Avise is perceptive enough to recognize that theology permeates the ID movement, and therefore a scientific argument alone is not enough to make the case for evolution's non-intelligent design of our genome. Fittingly, theology pervades this book as well, centering on the problem of theodicy, how the reality of pain and suffering can be reconciled with the image of a kind and loving God. Going so far as to quote Jesus on the cross (“my God, my God, why hast Thou forsaken me?”), Avise targets the core theological problem of ID: If living things have been fashioned by a compassionate creator, then why do so much suffering and death arise directly from his handiwork? Could a better genome have been designed to avoid these problems? Avise certainly thinks so, and he even provides a list of six changes that would have made the human genetic system more efficient and less prone to disease. It's a wonderful list of logical and sensible improvements, a plan for genuinely intelligent design that bears little relation to our deeply imperfect genetic system.

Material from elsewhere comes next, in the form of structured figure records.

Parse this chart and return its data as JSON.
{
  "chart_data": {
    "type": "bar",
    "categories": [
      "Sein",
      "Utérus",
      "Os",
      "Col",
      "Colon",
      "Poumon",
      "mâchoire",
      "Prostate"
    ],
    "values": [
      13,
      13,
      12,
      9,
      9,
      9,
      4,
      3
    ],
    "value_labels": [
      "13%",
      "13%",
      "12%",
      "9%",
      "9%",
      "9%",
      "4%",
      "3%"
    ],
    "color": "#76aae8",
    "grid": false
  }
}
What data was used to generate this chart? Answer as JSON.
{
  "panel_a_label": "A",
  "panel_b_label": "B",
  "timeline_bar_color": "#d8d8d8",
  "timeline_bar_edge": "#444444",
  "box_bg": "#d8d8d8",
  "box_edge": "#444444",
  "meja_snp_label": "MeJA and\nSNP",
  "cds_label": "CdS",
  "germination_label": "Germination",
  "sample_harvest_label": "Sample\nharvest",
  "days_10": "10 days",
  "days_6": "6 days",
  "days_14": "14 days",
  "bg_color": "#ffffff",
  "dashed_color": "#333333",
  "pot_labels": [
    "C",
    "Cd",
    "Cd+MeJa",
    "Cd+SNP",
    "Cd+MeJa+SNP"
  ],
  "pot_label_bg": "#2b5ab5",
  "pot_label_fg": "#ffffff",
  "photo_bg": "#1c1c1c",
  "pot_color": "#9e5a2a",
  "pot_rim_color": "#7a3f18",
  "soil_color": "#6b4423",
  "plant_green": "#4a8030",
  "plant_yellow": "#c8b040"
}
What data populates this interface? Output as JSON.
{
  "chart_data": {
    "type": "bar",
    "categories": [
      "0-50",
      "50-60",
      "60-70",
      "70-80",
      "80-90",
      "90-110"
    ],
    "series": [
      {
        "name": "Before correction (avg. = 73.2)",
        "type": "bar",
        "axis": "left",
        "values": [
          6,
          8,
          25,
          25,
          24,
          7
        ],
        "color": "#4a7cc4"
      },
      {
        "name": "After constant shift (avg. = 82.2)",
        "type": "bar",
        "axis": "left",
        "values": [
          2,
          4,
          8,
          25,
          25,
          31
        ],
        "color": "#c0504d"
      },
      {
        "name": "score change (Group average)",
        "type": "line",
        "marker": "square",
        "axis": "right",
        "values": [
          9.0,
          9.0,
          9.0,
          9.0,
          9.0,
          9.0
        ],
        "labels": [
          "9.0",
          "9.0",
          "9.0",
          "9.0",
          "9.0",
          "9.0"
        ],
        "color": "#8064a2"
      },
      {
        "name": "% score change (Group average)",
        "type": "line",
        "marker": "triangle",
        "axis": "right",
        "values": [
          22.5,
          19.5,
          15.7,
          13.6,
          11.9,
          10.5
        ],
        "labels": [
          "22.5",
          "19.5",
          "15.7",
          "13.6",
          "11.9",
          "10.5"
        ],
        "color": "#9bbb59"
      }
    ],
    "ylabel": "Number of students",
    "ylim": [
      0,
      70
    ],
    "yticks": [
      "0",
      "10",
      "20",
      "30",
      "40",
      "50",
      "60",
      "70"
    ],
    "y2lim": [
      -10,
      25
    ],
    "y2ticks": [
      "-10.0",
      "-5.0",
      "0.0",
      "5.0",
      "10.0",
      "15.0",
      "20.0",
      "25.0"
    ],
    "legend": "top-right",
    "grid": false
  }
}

Given the continuing assaults on science education in the United States and other countries, Inside the Human Genome is a timely and important work. Significantly, it does not fall into the trap of demonizing religious thought as hopelessly antithetical to science. Echoing the sentiments of geneticist Francisco Ayala, the author describes evolution as a form of “philosophical salvation” to theologians as a means of helping them approach and possibly solve the problem of theodicy. This suggestion may earn Avise the scorn of those who see religious faith as the primary problem facing the scientific enterprise today, but it is nonetheless a sound and sensible response to those who fear evolution primarily for its religious implications. It also makes good philosophical sense.

I harbor no illusions that this fine book and its depictions of the non-intelligent design in the human genome will make the ID movement go away. Its hard-core advocates will no doubt shrug off the flaws and wasteful imperfections of the genome and find a way to cling to the concept of design despite the facts. As one of them once told me, “We all know that the Ford Edsel was a badly designed car, but it was still designed.” Nonetheless, the ID movement has advanced, in part, by publicly promoting a buffed-up pseudoscientific caricature of our genetic makeup that emphasizes its complexity, grace, and elegance. As Avise has clearly shown, like the other claims of the design-creationist movement, this caricature bears no resemblance to reality.

Kenneth R. Miller "Inside the Human Genome: A Case for Non-Intelligent Design," BioScience 61(4), (1 April 2011).